Das Für und Wider von Transitzonen

Es sollte doch ein Durchbruch werden. Die Koalition wollte sich zu einer einheitlichen Asylpolitik durchringen. Das Gegenteil ist der Fall. Nur streitet jetzt das Unionslager gegen die SPD. Transitzonen (CDU/CSU) oder Einreisezentren - das ist die neue Konfliktlinie. Dabei gibt es inhaltlich viele Unklarheiten. Ein Versuch, ein wenig Licht ins Dunkel zu bringen. 


Was ist die Grundidee der Transitzonen? 
Grenznah platzierte Zentren für Flüchtlinge sollen die Möglichkeit bieten, das Verfahren von Antragstellern, die voraussichtlich keinen Anspruch auf Asyl haben, beschleunigt abzuwickeln - bevor sie rechtlich nach Deutschland eingereist sind. Abgelehnte Asylbewerber sollen dann direkt aus den Transitzonen in ihre Heimat zurückgeschickt werden. 

Gibt es dafür Vorbilder? 
Ja. An den Flughäfen München, Frankfurt, Düsseldorf, Hamburg und Berlin-Schönefeld gibt es Transitzentren. Dort werden Asylbewerber aus sicheren Herkunftsländern vor ihrer Einreise nach Deutschland festgehalten. In einem Schnellverfahren entscheidet das Bundesamt für Migration und Flüchtlinge, ob der Antrag begründet ist. 

Ist so etwas rechtlich auch an den Landesgrenzen möglich? 
Das ist umstritten. Das Flughafenverfahren ergibt sich aus dem Paragraf 18a des Asylgesetzes. Wo aber Transitzonen sonst überall zulässig sind, ergibt sich nur vage aus der EU-Richtlinie 2013/32/EU. Dort heißt es: "Viele Anträge auf internationalen Schutz werden an der Grenze oder in Transitzonen eines Mitgliedstaates gestellt, bevor eine Entscheidung über die Einreise des Antragstellers vorliegt." Die EU-Kommission hat der Bundesregierung signalisiert, dass Transitzonen zwar möglich, aber zeitlich befristet sein müssten. Der Grund: Transitzonen ohne Grenzkontrollen nützen nichts, weil sie sonst leicht umgangen werden können. Die sind aber im Schengenraum nur zeitlich befristet möglich. 
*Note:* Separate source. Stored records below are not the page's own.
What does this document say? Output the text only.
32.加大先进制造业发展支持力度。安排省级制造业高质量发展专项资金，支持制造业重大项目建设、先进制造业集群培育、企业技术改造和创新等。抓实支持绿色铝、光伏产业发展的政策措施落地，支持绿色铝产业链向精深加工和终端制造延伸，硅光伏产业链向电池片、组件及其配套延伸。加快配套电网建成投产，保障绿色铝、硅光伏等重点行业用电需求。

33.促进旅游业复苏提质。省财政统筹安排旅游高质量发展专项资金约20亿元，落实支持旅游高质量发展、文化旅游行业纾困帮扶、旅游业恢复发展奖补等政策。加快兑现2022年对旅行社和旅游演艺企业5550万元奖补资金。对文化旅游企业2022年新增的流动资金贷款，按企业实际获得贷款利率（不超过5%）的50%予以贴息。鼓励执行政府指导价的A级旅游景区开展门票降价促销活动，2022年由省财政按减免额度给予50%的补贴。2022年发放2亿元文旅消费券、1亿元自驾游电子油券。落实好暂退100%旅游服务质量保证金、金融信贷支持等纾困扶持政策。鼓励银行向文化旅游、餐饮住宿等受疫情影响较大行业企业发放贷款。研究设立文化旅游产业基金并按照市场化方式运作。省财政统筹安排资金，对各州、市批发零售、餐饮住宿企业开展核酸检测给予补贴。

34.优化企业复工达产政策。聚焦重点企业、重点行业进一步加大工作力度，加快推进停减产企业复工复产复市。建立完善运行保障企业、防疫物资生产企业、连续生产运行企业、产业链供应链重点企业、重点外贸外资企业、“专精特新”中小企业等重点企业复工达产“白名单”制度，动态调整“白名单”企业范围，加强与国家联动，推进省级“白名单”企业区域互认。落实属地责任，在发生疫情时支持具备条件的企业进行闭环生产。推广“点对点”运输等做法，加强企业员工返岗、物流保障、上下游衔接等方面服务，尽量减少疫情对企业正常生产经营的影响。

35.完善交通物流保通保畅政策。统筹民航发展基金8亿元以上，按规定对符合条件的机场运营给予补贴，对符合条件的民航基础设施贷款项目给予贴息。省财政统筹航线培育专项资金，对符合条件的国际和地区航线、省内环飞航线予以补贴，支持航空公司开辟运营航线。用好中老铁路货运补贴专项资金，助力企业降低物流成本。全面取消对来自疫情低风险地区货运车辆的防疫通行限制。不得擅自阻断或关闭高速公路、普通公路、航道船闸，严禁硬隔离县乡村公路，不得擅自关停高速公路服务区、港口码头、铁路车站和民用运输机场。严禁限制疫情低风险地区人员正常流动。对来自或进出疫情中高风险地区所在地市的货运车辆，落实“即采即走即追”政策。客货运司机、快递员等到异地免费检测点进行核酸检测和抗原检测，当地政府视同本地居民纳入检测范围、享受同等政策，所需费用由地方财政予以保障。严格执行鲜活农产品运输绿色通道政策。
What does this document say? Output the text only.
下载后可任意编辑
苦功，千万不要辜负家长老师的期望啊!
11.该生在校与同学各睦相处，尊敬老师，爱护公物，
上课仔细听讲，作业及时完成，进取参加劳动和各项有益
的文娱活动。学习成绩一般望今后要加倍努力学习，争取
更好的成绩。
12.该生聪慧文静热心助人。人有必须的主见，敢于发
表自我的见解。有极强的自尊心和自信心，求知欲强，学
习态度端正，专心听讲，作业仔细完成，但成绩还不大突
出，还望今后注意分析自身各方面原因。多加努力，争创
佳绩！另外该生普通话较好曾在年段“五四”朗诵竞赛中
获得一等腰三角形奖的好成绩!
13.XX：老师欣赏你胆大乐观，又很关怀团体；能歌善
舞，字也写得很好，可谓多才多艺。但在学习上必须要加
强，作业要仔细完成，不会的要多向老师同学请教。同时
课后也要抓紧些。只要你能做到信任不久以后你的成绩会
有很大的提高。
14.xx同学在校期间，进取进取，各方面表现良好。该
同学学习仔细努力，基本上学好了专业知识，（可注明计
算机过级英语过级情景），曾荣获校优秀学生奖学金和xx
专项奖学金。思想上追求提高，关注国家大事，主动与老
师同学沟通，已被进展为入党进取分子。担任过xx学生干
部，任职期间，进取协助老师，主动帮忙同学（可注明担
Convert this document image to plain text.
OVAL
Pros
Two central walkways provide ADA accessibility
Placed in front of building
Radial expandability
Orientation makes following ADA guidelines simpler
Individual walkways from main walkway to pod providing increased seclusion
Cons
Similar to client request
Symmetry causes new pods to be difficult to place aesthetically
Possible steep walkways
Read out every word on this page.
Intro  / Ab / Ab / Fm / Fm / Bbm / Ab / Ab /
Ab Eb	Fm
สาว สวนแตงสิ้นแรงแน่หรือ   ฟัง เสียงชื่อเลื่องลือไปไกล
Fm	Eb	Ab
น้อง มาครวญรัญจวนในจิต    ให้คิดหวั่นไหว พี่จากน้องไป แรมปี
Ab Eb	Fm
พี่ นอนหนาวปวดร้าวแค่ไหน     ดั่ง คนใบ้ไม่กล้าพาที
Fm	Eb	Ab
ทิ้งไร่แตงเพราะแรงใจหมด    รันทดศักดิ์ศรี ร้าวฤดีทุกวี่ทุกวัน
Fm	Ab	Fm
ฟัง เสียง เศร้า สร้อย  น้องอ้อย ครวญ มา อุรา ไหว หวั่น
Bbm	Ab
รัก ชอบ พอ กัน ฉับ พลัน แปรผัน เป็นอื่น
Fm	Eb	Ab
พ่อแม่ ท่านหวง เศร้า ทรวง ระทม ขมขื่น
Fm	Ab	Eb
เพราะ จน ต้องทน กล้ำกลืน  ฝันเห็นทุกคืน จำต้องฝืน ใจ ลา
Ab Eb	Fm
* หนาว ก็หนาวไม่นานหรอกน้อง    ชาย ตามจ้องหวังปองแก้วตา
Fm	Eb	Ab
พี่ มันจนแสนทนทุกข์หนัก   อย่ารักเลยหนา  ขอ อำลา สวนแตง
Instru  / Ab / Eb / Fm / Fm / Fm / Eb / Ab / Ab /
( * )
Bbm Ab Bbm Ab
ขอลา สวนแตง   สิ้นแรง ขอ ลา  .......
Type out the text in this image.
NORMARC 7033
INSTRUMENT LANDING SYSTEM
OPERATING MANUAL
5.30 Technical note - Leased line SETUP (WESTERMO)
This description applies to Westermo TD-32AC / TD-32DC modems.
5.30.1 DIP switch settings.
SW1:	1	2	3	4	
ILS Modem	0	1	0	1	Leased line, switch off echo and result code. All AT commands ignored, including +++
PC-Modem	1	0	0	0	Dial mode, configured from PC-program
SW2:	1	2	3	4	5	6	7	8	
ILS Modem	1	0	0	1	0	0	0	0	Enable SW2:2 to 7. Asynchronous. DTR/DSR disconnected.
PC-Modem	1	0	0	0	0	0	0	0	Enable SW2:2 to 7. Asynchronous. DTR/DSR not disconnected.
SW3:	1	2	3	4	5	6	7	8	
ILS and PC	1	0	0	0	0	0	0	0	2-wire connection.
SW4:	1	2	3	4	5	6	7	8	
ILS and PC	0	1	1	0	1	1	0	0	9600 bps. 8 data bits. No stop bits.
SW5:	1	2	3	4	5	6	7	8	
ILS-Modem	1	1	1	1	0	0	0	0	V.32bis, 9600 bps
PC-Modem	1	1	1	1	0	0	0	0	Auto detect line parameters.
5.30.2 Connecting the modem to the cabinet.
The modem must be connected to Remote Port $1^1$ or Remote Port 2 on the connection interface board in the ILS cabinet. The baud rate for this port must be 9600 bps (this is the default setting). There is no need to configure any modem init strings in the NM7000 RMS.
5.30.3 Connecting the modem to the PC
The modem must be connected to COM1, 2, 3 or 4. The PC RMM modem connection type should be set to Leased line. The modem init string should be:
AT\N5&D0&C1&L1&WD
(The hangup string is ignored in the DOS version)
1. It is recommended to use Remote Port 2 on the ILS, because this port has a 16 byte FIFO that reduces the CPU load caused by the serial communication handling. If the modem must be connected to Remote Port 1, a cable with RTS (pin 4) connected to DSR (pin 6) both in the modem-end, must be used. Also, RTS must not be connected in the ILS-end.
Was ist am Vorwurf der SPD dran, dass hier "Massengefängnisse" entstehen, wie es Justizminister Heiko Maas gestern formuliert hat? 
Klar ist, dass die Transitzonen nur funktionieren, wenn die Antragsteller während der Dauer ihres beschleunigten Verfahrens auch greifbar bleiben. Sonst wäre der Zweck verfehlt, die rasche Rückführung durchzusetzen. Das stellt also an die Bundespolizei eine umfangreiche Aufgabe. Die Union sagt, von "Haft" könne aber keine Rede sein. Bayerns Innenminister Joachim Herrmann: "Die Tatsache, dass man jemanden nicht weiter einreisen lässt, ist keine freiheitsentziehende Maßnahme." Die SPD argumentiert, dass hier Zentren entstehen, die aufgrund des anhaltenden Zustroms von Flüchtlingen zu gigantischen Lagern anwachsen würden. Das trifft unter der Voraussetzung zu, dass zunächst alle ankommenden Flüchtlinge an der Grenze festgehalten würden, um im Rahmen einer Kontrolle diejenigen festzustellen, die chancenlos im Hinblick auf Asyl sind. So genau hat sich die Union da aber nie geäußert. 

Gibt es ein anderes Modell? 
Denkbar wäre, dass für den Großteil der Flüchtlinge das bisherige Verteilungssystem weiter gelten würde und nur die Personen, die ohne Papiere kommen oder offensichtlich aus sicheren Herkunftsstaaten stammen, festgehalten würden. Gelegentlich konnte der Eindruck entstehen, dass die CSU tatsächlich auf die abschreckende Wirkung großer Camps setzt, während die Innenpolitiker der CDU nur zielgenauer und früher die aussichtslosen Bewerber herausfiltern wollen. 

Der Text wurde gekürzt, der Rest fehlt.